In the study titled “An Accelerated Infliximab Induction Regimen Reduces the Need for Early Colectomy in Patients With Acute Severe Ulcerative Colitis,” David Gibson from the Centre for Colorectal Diseaseat St Vincent’s University Hospital and School of Medicine and Medical Science in Ireland along with colleagues retrospectively evaluated 50 patients who were given two regimens of infliximab for steroid-refractory acute severe ulcerative colitis (ASUC).
The researchers divided the patients in two groups: the first group of 35 patients received a regimen of standard infliximab dosing at 0, 2, and 6 weeks and then every 8 weeks. The second group of 15 patients received an accelerated regimen and then three induction doses of infliximab for 24 days. The researchers then compared the rates of colectomy between the two groups throughout induction and after the follow-ups.
Results revealed that both groups had similar baseline levels of C-reactive protein, albumin, or hemoglobin. Compared with the standard group, the group under the accelerated regimen showed a reduction in the rate of colectomy during induction therapy. Moreover, the group that received a standard regimen had a shorter time to having a colectomy.
After the follow-up period colectomy rates were similar among the groups. In addition, results revealed that the efficacy of the induction therapy was related to the level of albumin when the treatment commenced and the accelerated dosing regimen.

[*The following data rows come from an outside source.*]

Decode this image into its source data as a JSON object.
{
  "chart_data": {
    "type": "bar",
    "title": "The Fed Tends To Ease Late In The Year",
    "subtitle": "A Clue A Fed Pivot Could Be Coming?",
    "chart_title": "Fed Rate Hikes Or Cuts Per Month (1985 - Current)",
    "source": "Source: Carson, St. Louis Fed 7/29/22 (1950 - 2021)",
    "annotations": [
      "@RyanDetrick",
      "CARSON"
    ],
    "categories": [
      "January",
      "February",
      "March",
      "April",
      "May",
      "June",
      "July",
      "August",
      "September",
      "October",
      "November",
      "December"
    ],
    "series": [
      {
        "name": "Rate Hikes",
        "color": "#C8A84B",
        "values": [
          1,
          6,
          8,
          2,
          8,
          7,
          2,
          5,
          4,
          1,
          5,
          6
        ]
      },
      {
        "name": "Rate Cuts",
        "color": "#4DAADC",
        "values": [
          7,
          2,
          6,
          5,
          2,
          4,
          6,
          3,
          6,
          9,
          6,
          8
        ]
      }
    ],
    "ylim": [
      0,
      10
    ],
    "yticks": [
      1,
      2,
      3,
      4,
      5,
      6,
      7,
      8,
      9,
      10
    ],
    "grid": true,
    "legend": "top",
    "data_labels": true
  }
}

“Despite the limitations, findings from this study suggest the need for further evaluation with prospective comparative studies of the effect of an [accelerated dosing] strategy, determined by [C-reactive protein], perhaps in combination with [infliximab] levels,” the researchers wrote according to a recent news release. “Observational studies such as ours provide useful clinical data to shape future treatment algorithms with a tailored dosing approach in acute severe disease when tumor necrosis factor (TNF) levels are at their highest. We believe an [accelerated dosing infliximab] induction should be considered in all patients with steroid-refractory [acute severe] UC who develop rebound inflammation before their next scheduled [infliximab] dose.”
According to results shown in an editorial by Hans. H. Herfarth, MD, PhD from the University of North Carolina in Chapel Hill, Gerhard Rogler, MD, PhD from the University of Zurich in Switzerland and Peter D. R. Higgins, MD, PhD, MSc, from University of Michigan, 24% of physicians used the standard dosing regimen for induction of remission in hospitalized patients with severe UC. “There appears to be a sub rosa movement in the inflammatory bowel disease community to try accelerated infliximab in severe UC, and the Gibson study provides data to support this approach,” the researchers wrote.
“At this point, it is critical to the field to conduct randomized multicenter clinical trials to identify the optimal dosing regimen for anti-TNF therapy in severe inpatient UC, and to identify the best monitoring strategies, evaluating the value of serum [C-reactive protein] levels, serum albumin levels, and serum and fecal infliximab levels,” the researchers added.